Another diary entry today, from November 6, 2003, discussing some ideas I’ve been working on with regard to unity, separateness, and relationship. Don’t read it if you’re hungry.
January 14, 2004
January 9, 2004
Two Views of an Exploding Rocket
One of these days I am going to write an essay called “Two Views of an Exploding Rocket.” It’s going to be about how movies can completely change your life.
Back in 1983, when I was but a lad of 15 living in Santa Fe, the El Paseo movie theater (the first one in the area with lounge seating) showed Koyannisqatsi and The Right Stuff within a few months of each other. Koyaanisqatsi was a meditation about time and timelessness, the natural vs. the artifical, and so much else; it appealed to my nascent spiritual side. The Right Stuff was a paean to the “can-do” attitude; it resonated with the part of me that was the son of a toolmaker and a brother of draftsmen.
Both movies used the same archival film footage of an exploding rocket. In The Right Stuff, the footage is part of a montage showing many rockets fizzling, exploding, and going haywire. The scene, which has a deliciously humorous overtone, symbolizes the progressive (and eventually triumphant) engineering effort to build a reliable rocket. In Koyaanisqatsi, a mch longer version of the same footage appears at the end of the movie, and (at least to me) serves to warn us that our efforts to outperform or override nature are doomed to fail.
Now, anyone that knew me growing up knows that I loved rockets and space travel. They symbolized everything that could be noble about mankind: how heroic engineers will create better and cleaner worlds on Earth and in space, worlds where people will be free to excel, etc. etc. (When you’re 15, you still believe that people are driven only by the purest of motives.) Along comes Koyaanisqatsi and suddenly my symbol of progress has been turned into a symbol of arrogant short-sightedness.
I wrestled with this contrast a lot. Which view was right? Instinctively, I knew that they both were valid within their own frames of reference. Something could be an expression of knowledge and ignorance at the same time.
Could I still cheer for the technological accomplishment while also appreciating the “wrongs” it represented? The answer turned out to be yes. My awareness of the dichotomy did not cause me to reject or invalidate the Right Stuff frame of reference, or force me to deny my fondness for it.

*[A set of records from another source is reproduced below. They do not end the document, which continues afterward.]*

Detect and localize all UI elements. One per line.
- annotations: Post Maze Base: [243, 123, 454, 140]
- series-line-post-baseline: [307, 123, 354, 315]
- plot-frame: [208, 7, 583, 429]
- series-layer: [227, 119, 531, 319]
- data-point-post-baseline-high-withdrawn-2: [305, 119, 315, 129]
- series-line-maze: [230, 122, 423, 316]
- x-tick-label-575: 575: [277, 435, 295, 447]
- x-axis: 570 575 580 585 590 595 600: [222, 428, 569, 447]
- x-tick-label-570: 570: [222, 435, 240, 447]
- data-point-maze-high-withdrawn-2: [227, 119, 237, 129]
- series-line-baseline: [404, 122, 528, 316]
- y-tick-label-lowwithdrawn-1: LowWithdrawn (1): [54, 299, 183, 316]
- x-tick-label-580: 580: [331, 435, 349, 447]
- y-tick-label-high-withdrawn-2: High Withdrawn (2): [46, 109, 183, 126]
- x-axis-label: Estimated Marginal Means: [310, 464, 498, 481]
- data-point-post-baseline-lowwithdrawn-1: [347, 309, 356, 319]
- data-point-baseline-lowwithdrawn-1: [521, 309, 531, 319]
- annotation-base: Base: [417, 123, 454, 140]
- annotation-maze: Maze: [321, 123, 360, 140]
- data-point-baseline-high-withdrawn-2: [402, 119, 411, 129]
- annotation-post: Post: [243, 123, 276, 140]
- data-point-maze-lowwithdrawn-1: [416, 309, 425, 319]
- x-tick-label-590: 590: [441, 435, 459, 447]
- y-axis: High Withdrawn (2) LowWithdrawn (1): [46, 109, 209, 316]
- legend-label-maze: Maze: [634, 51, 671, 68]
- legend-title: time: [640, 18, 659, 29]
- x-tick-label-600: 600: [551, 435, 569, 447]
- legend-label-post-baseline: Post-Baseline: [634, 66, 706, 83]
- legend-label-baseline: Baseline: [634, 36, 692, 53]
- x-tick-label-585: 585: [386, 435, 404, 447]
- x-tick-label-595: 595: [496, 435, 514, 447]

By embracing this contradiction, I could in effect grasp something larger than just the single aspect. Someday I may understand how and why I was able to do that.
January 6, 2004
Three More Important Journal Entries
I doubt I’ll keep updating this site on a daily basis for much longer. Consistency is not one of my hallmarks when I’m not getting paid for it. I just feel compelled to make sure there is enough content and context on the site to serve as a kind of “core” around which to build anything else that may follow. And to keep you from getting too bored too quickly.
Today I am offering three more diary entries (April 17, 2002; May 1 and 6, 2002) that take the concept of “Right Organization” right up to my psychological present. The first and third entries are long; the middle one is short (what I like to call a “bridge entry” because it serves as a connection between the entry that leads up to its conclusions and the entry that follows from its implications). See what you think.
January 5, 2004
An Important Journal Entry
Today I’m offering a trascription of an entry from my diary. This entry, from February 4, 2002, builds on some of the issues discussed in the Tutorial School dispatches, specifically the concept of “right organization.” This concept has been a subject of much interest to me as I have sought to articulate my personal philosophy.
The diary entry discusses how a better understanding of our relationship to institutions might help us come to terms with the concept of guilt. Being a recovering Catholic, this is an issue of no small weight for me. As with all future diary entries, the text is presented with all the convolutions and stream-of-consciousness style of the original, with commentary at the end to bring the ideas up to date, clean up the structure, and relate the ideas to other offerings on Sotto Voce.
January 4, 2004
Introducing Sotto Voce
The first expressions I am offering up are “The Tutorial School Dispatches,” four essays that I wrote for my mentor Richard Testa, the co-founder of The Tutorial School in Santa Fe, New Mexico. I stayed in touch with Richard from my graduation in 1986 until his death in September 2002. I wrote these essays in 2000-01, in the hope that Richard would share them with his current students and thereby generate an ongoing e-mail conversation. Well, that never happened, but the essays do reflect the shaping of some ideas and concepts that have turned out to be very important for me.